The Rt Revd Graham James was Bishop of Norwich until 2019. At the time of this symposium he was the longest serving bishop in the Church of England.

I am very grateful to the Society of the Faith for organising this day, and in advance thank all our contributors. We are going to do a substantial amount of listening, but I hope that, as well as listen, we will all be here for a good discussion at the end.

Archbishop Geoffrey Fisher may not be remembered primarily as a great theologian, but we do owe him the creation of what one may call the ‘modern Church of England’. It is fashionable nowadays to decry bishops as ecclesiastical managers, but if ever a church needed ecclesiastical management, it was the Church of England in the early post Second World War period.

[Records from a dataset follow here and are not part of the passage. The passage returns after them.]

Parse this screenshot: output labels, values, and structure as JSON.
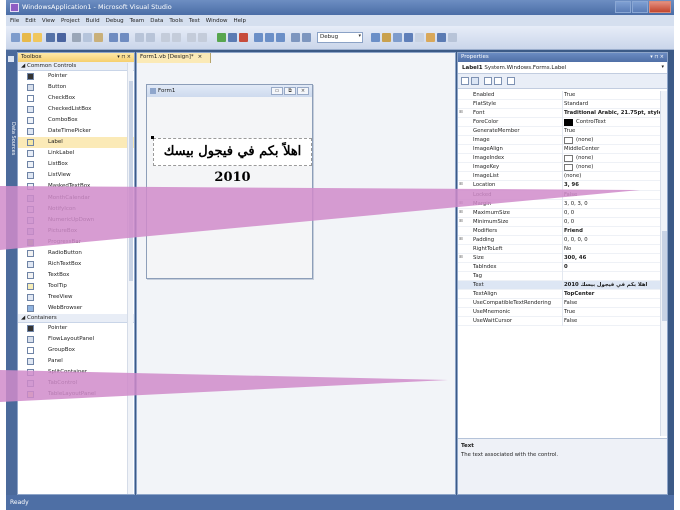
{
  "window": {
    "title": "WindowsApplication1 - Microsoft Visual Studio"
  },
  "menu": [
    "File",
    "Edit",
    "View",
    "Project",
    "Build",
    "Debug",
    "Team",
    "Data",
    "Tools",
    "Test",
    "Window",
    "Help"
  ],
  "toolbar": {
    "configuration": "Debug"
  },
  "side_strip": {
    "label": "Data Sources"
  },
  "toolbox": {
    "title": "Toolbox",
    "header_controls": "▾ ⊓ ×",
    "group_common": "Common Controls",
    "common_items": [
      "Pointer",
      "Button",
      "CheckBox",
      "CheckedListBox",
      "ComboBox",
      "DateTimePicker",
      "Label",
      "LinkLabel",
      "ListBox",
      "ListView",
      "MaskedTextBox",
      "MonthCalendar",
      "NotifyIcon",
      "NumericUpDown",
      "PictureBox",
      "ProgressBar",
      "RadioButton",
      "RichTextBox",
      "TextBox",
      "ToolTip",
      "TreeView",
      "WebBrowser"
    ],
    "group_containers": "Containers",
    "container_items": [
      "Pointer",
      "FlowLayoutPanel",
      "GroupBox",
      "Panel",
      "SplitContainer",
      "TabControl",
      "TableLayoutPanel"
    ]
  },
  "designer": {
    "tab_label": "Form1.vb [Design]*",
    "tab_close": "×",
    "form_title": "Form1",
    "form_buttons": [
      "▭",
      "⧉",
      "×"
    ],
    "label_text": "اهلاً بكم في فيجول بيسك 2010"
  },
  "properties": {
    "title": "Properties",
    "header_controls": "▾ ⊓ ×",
    "object": "Label1",
    "object_type": "System.Windows.Forms.Label",
    "rows": [
      {
        "name": "Enabled",
        "value": "True"
      },
      {
        "name": "FlatStyle",
        "value": "Standard"
      },
      {
        "name": "Font",
        "value": "Traditional Arabic, 21.75pt, style",
        "expandable": true,
        "bold": true
      },
      {
        "name": "ForeColor",
        "value": "ControlText",
        "swatch": "black"
      },
      {
        "name": "GenerateMember",
        "value": "True"
      },
      {
        "name": "Image",
        "value": "(none)",
        "swatch": "white"
      },
      {
        "name": "ImageAlign",
        "value": "MiddleCenter"
      },
      {
        "name": "ImageIndex",
        "value": "(none)",
        "swatch": "white"
      },
      {
        "name": "ImageKey",
        "value": "(none)",
        "swatch": "white"
      },
      {
        "name": "ImageList",
        "value": "(none)"
      },
      {
        "name": "Location",
        "value": "3, 96",
        "expandable": true,
        "bold": true
      },
      {
        "name": "Locked",
        "value": "False"
      },
      {
        "name": "Margin",
        "value": "3, 0, 3, 0",
        "expandable": true
      },
      {
        "name": "MaximumSize",
        "value": "0, 0",
        "expandable": true
      },
      {
        "name": "MinimumSize",
        "value": "0, 0",
        "expandable": true
      },
      {
        "name": "Modifiers",
        "value": "Friend",
        "bold": true
      },
      {
        "name": "Padding",
        "value": "0, 0, 0, 0",
        "expandable": true
      },
      {
        "name": "RightToLeft",
        "value": "No"
      },
      {
        "name": "Size",
        "value": "300, 46",
        "expandable": true,
        "bold": true
      },
      {
        "name": "TabIndex",
        "value": "0",
        "bold": true
      },
      {
        "name": "Tag",
        "value": ""
      },
      {
        "name": "Text",
        "value": "اهلاً بكم في فيجول بيسك 2010",
        "bold": true
      },
      {
        "name": "TextAlign",
        "value": "TopCenter",
        "bold": true
      },
      {
        "name": "UseCompatibleTextRendering",
        "value": "False"
      },
      {
        "name": "UseMnemonic",
        "value": "True"
      },
      {
        "name": "UseWaitCursor",
        "value": "False"
      }
    ],
    "description_title": "Text",
    "description_text": "The text associated with the control."
  },
  "status": {
    "text": "Ready"
  },
  "colors": {
    "callout": "#cf8cc8",
    "title_bar": "#4a6da6",
    "tab_active": "#fbeab7"
  }
}
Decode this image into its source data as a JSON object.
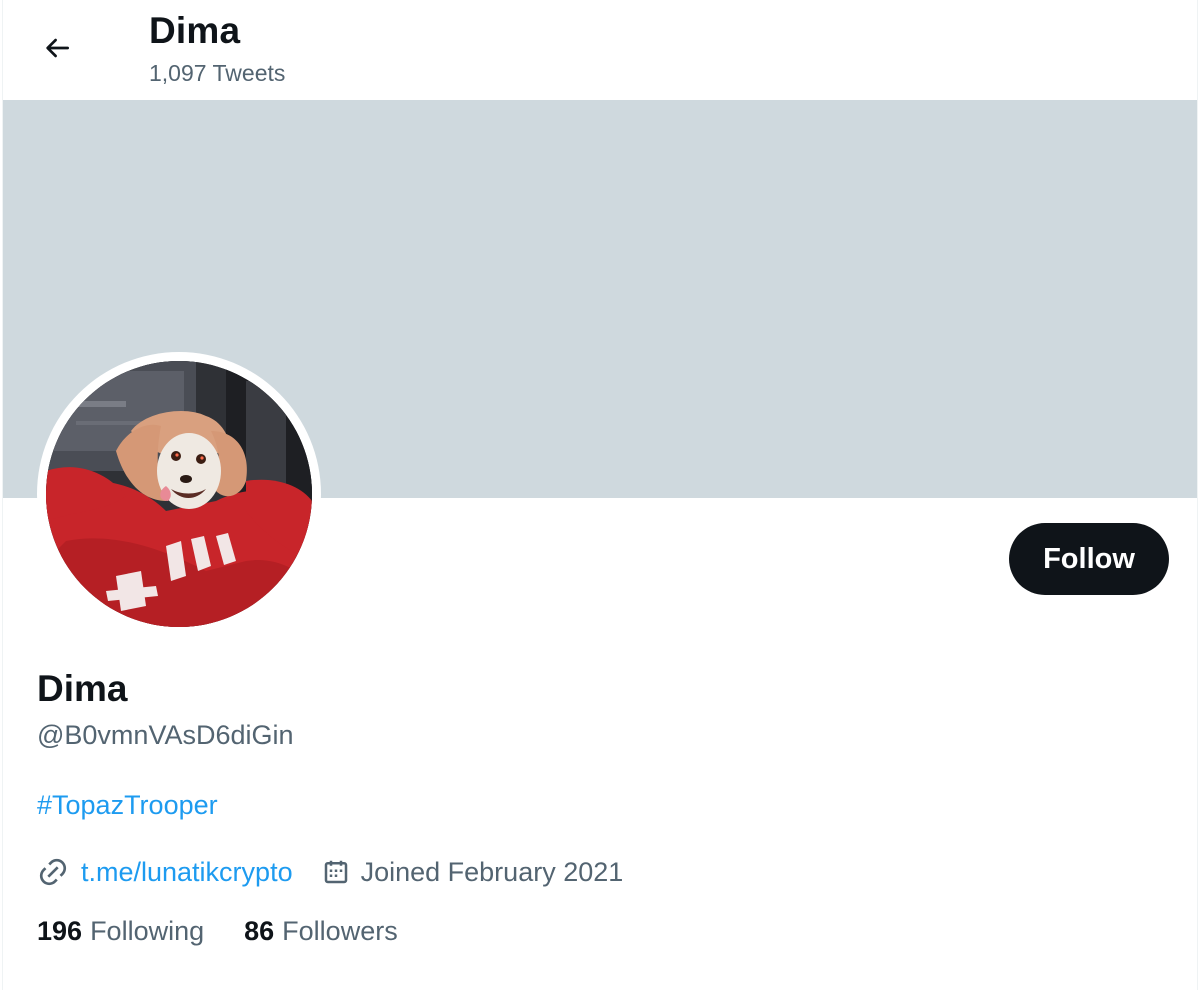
{
  "header": {
    "title": "Dima",
    "tweet_count": "1,097 Tweets",
    "back_icon": "arrow-left-icon"
  },
  "profile": {
    "display_name": "Dima",
    "handle": "@B0vmnVAsD6diGin",
    "bio": "#TopazTrooper",
    "link": "t.me/lunatikcrypto",
    "joined": "Joined February 2021",
    "avatar": "chihuahua-in-red-hoodie-avatar",
    "banner_color": "#cfd9de"
  },
  "actions": {
    "follow_label": "Follow"
  },
  "stats": {
    "following_count": "196",
    "following_label": "Following",
    "followers_count": "86",
    "followers_label": "Followers"
  },
  "colors": {
    "link_blue": "#1d9bf0",
    "text_primary": "#0f1419",
    "text_secondary": "#536471"
  },
  "icons": {
    "link_icon": "link-icon",
    "calendar_icon": "calendar-icon"
  }
}
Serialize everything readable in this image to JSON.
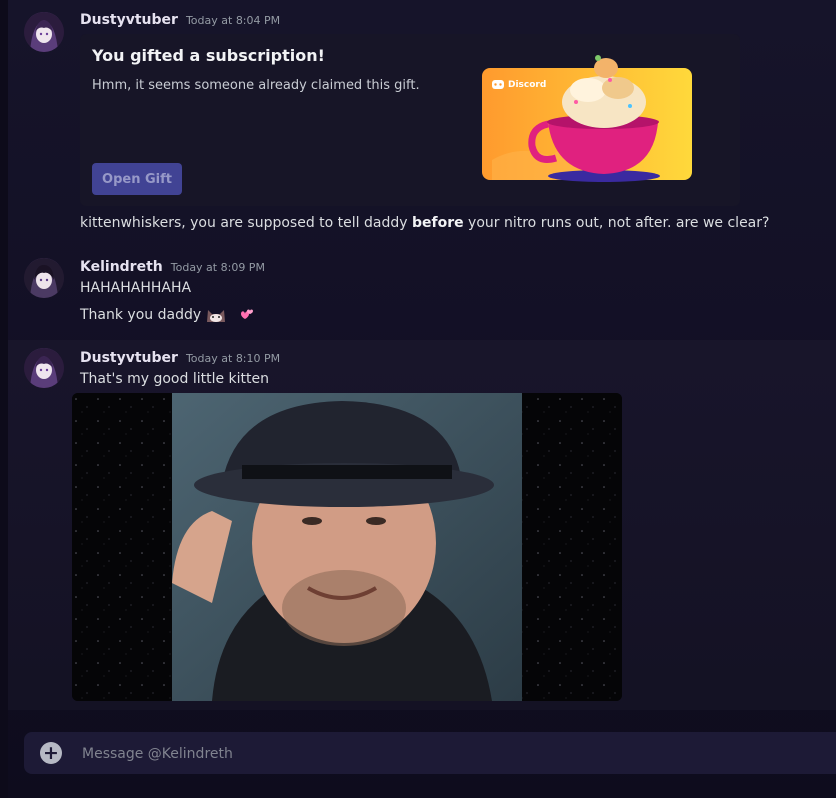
{
  "messages": [
    {
      "author": "Dustyvtuber",
      "timestamp": "Today at 8:04 PM",
      "gift": {
        "title": "You gifted a subscription!",
        "subtitle": "Hmm, it seems someone already claimed this gift.",
        "button_label": "Open Gift",
        "card_brand": "Discord"
      },
      "text_parts": [
        "kittenwhiskers, you are supposed to tell daddy ",
        "before",
        " your nitro runs out, not after. are we clear?"
      ]
    },
    {
      "author": "Kelindreth",
      "timestamp": "Today at 8:09 PM",
      "lines": [
        "HAHAHAHHAHA",
        "Thank you daddy"
      ],
      "emojis": [
        "cat-emoji",
        "two-hearts-emoji"
      ]
    },
    {
      "author": "Dustyvtuber",
      "timestamp": "Today at 8:10 PM",
      "lines": [
        "That's my good little kitten"
      ],
      "attachment": "image-attachment"
    }
  ],
  "composer": {
    "placeholder": "Message @Kelindreth"
  },
  "colors": {
    "background": "#14122a",
    "gift_card": "#171527",
    "button": "#414394",
    "composer": "#1d1a36",
    "username": "#e6e2f0",
    "timestamp": "#949ba4"
  },
  "icons": [
    "add-attachment-icon",
    "discord-logo-icon"
  ]
}
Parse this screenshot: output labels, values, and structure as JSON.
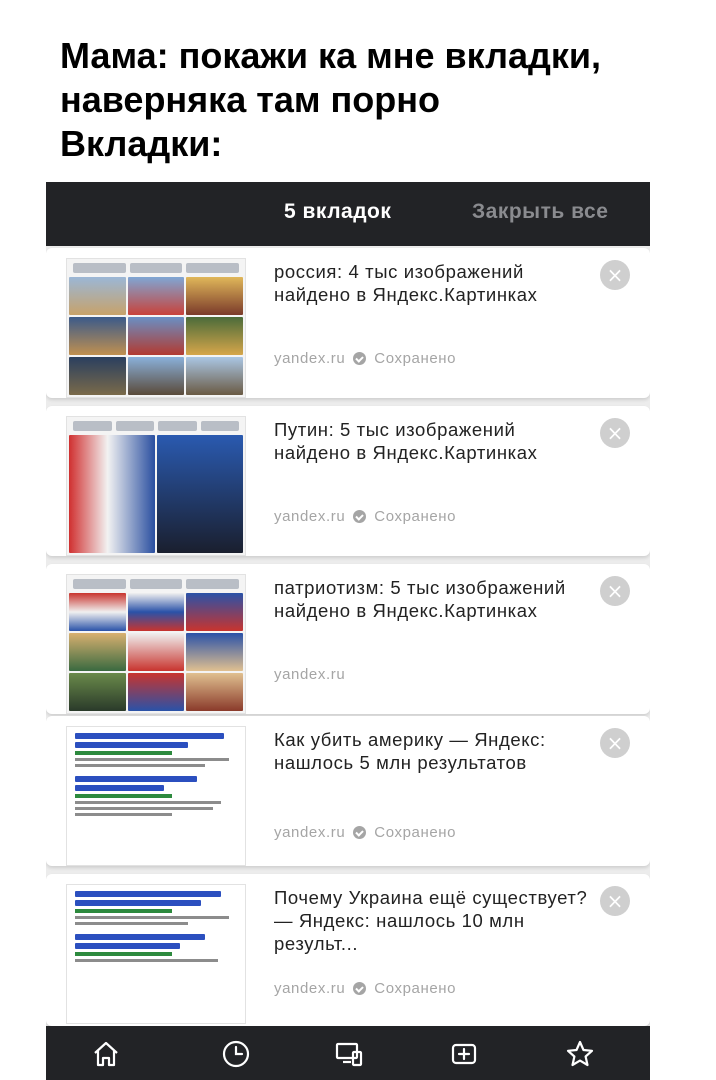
{
  "caption": {
    "line1": "Мама: покажи ка мне вкладки,",
    "line2": "наверняка там порно",
    "line3": "Вкладки:"
  },
  "topbar": {
    "tab_count": "5 вкладок",
    "close_all": "Закрыть все"
  },
  "tabs": [
    {
      "title": "россия: 4 тыс изображений найдено в Яндекс.Картинках",
      "domain": "yandex.ru",
      "status": "Сохранено"
    },
    {
      "title": "Путин: 5 тыс изображений найдено в Яндекс.Картинках",
      "domain": "yandex.ru",
      "status": "Сохранено"
    },
    {
      "title": "патриотизм: 5 тыс изображений найдено в Яндекс.Картинках",
      "domain": "yandex.ru",
      "status": ""
    },
    {
      "title": "Как убить америку — Яндекс: нашлось 5 млн результатов",
      "domain": "yandex.ru",
      "status": "Сохранено"
    },
    {
      "title": "Почему Украина ещё существует? — Яндекс: нашлось 10 млн результ...",
      "domain": "yandex.ru",
      "status": "Сохранено"
    }
  ],
  "bottom_nav": {
    "icons": [
      "home-icon",
      "history-icon",
      "devices-icon",
      "new-tab-icon",
      "bookmark-star-icon"
    ]
  },
  "colors": {
    "bar_bg": "#222326",
    "card_bg": "#ffffff",
    "meta_gray": "#a5a5a5",
    "close_all_gray": "#8a8b8f"
  }
}
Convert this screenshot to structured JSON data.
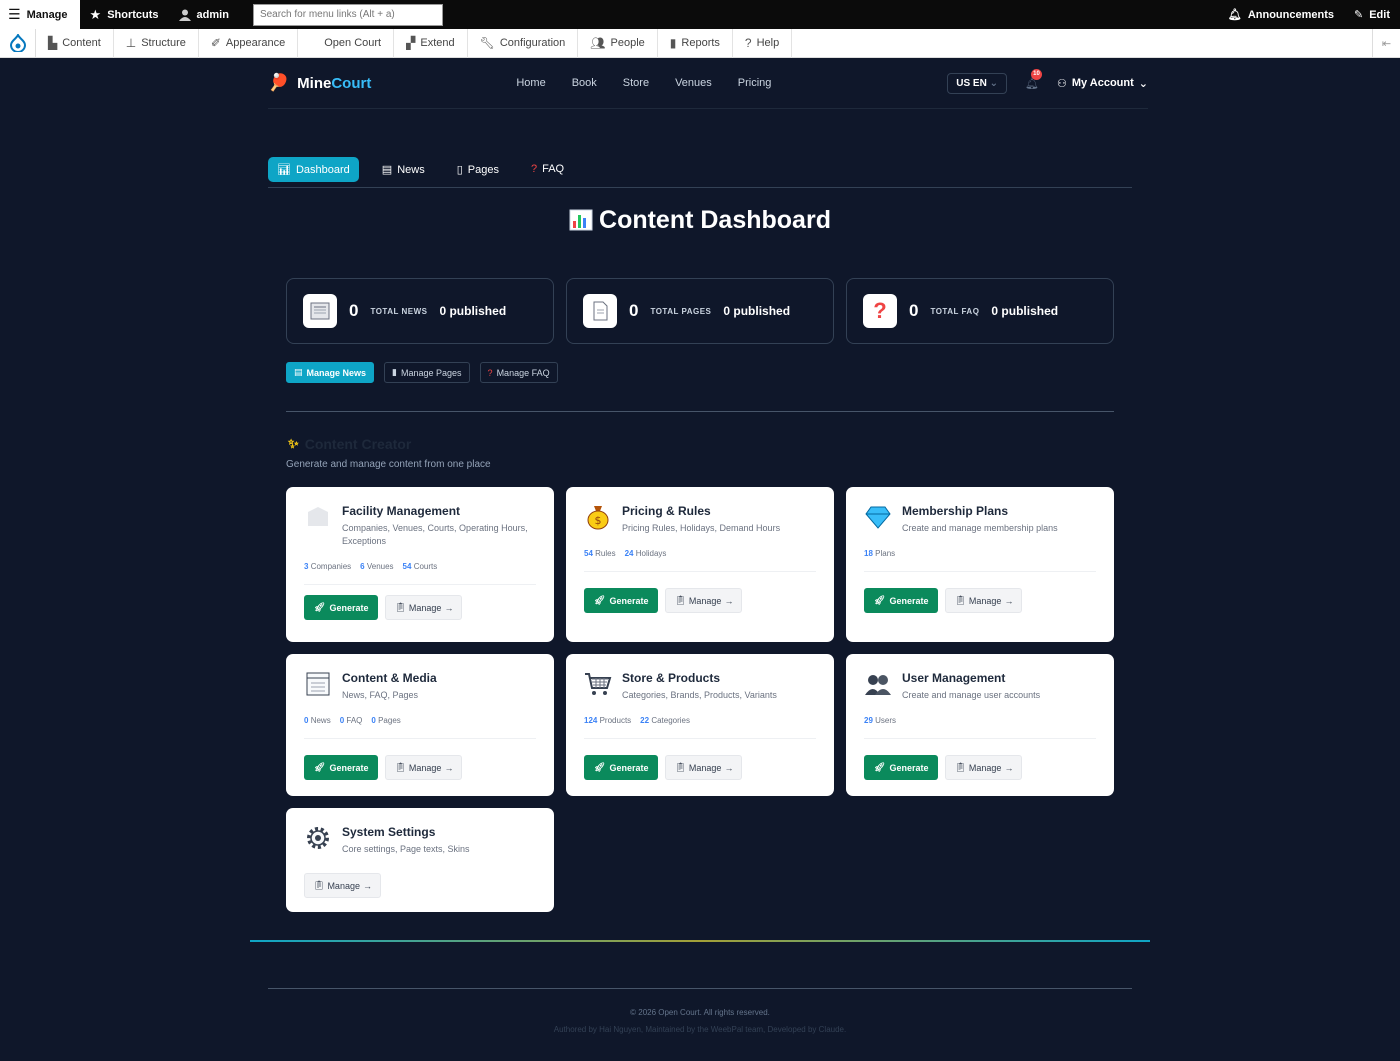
{
  "admin_bar": {
    "manage": "Manage",
    "shortcuts": "Shortcuts",
    "user": "admin",
    "search_placeholder": "Search for menu links (Alt + a)",
    "announcements": "Announcements",
    "edit": "Edit"
  },
  "admin_tray": [
    "Content",
    "Structure",
    "Appearance",
    "Open Court",
    "Extend",
    "Configuration",
    "People",
    "Reports",
    "Help"
  ],
  "site": {
    "logo_a": "Mine",
    "logo_b": "Court",
    "nav": [
      "Home",
      "Book",
      "Store",
      "Venues",
      "Pricing"
    ],
    "lang": "US EN",
    "notif_count": "10",
    "account": "My Account"
  },
  "tabs": [
    "Dashboard",
    "News",
    "Pages",
    "FAQ"
  ],
  "title": "Content Dashboard",
  "stats": [
    {
      "num": "0",
      "label": "TOTAL NEWS",
      "pub": "0 published"
    },
    {
      "num": "0",
      "label": "TOTAL PAGES",
      "pub": "0 published"
    },
    {
      "num": "0",
      "label": "TOTAL FAQ",
      "pub": "0 published"
    }
  ],
  "manage_buttons": [
    "Manage News",
    "Manage Pages",
    "Manage FAQ"
  ],
  "creator": {
    "title": "Content Creator",
    "subtitle": "Generate and manage content from one place"
  },
  "cards": [
    {
      "title": "Facility Management",
      "desc": "Companies, Venues, Courts, Operating Hours, Exceptions",
      "metrics": [
        {
          "n": "3",
          "l": "Companies"
        },
        {
          "n": "6",
          "l": "Venues"
        },
        {
          "n": "54",
          "l": "Courts"
        }
      ]
    },
    {
      "title": "Pricing & Rules",
      "desc": "Pricing Rules, Holidays, Demand Hours",
      "metrics": [
        {
          "n": "54",
          "l": "Rules"
        },
        {
          "n": "24",
          "l": "Holidays"
        }
      ]
    },
    {
      "title": "Membership Plans",
      "desc": "Create and manage membership plans",
      "metrics": [
        {
          "n": "18",
          "l": "Plans"
        }
      ]
    },
    {
      "title": "Content & Media",
      "desc": "News, FAQ, Pages",
      "metrics": [
        {
          "n": "0",
          "l": "News"
        },
        {
          "n": "0",
          "l": "FAQ"
        },
        {
          "n": "0",
          "l": "Pages"
        }
      ]
    },
    {
      "title": "Store & Products",
      "desc": "Categories, Brands, Products, Variants",
      "metrics": [
        {
          "n": "124",
          "l": "Products"
        },
        {
          "n": "22",
          "l": "Categories"
        }
      ]
    },
    {
      "title": "User Management",
      "desc": "Create and manage user accounts",
      "metrics": [
        {
          "n": "29",
          "l": "Users"
        }
      ]
    },
    {
      "title": "System Settings",
      "desc": "Core settings, Page texts, Skins",
      "metrics": []
    }
  ],
  "buttons": {
    "generate": "Generate",
    "manage": "Manage"
  },
  "footer": {
    "copyright": "© 2026 Open Court. All rights reserved.",
    "authored": "Authored by Hai Nguyen, Maintained by the WeebPal team, Developed by Claude."
  }
}
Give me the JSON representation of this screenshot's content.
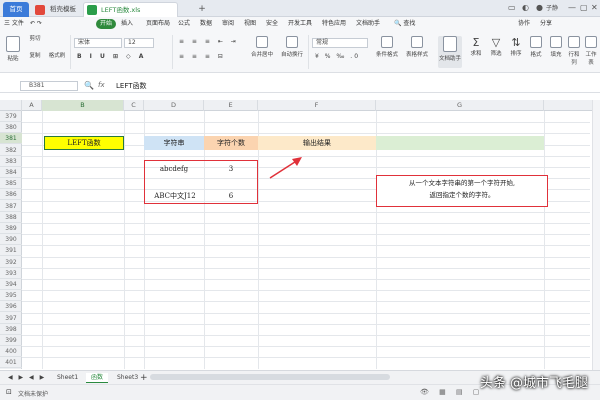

If the professionalisation of the clergy had only begun a century earlier!  It was not until the 1950s that Anglican clergy had many – though not all – of the anomalies in their stipends ironed out, and pensions and retirement really made possible, and diocesan organisation developed to give substance to episcopal leadership. Fisher may have thought the revision of canon law was his greatest work, but it was his willingness to engage with the structures of the Church of England and reshape them, as well as create constitutions for largely autonomous provinces of the Anglican Communion abroad, which I think has really proved to be his legacy.

That being said, we should not forget Fisher’s respect for theological endeavour. Without that, we would not be here today. He was willing to use the sharpest theological brains in the Church of England at the time in the cause of Christian unity. He may not have been an original thinker; but his understanding of Anglican identity and doctrine was wisely shaped – at least in my view – by the Lambeth Quadrilateral. That was his reference point for any and every ecumenical discussion. What did Anglicans believe? What the Quadrilateral stated: The Holy Scriptures, as containing all things necessary to salvation. The Catholic Creeds, as the sufficient statement of Christian faith. The Dominical Sacraments of Baptism and Holy Communion. The historic episcopate, locally adapted. Of course, Fisher’s boldest ecumenical venture was to invite Free Churches into the system – a venture as yet unresolved. But before doing that, he invited an illustrious galaxy of Anglican‑Catholic writers and thinkers to consider the conflict between Catholic and Protestant traditions, and to examine where fundamental points of doctrine were the greatest and whether a synthesis was possible.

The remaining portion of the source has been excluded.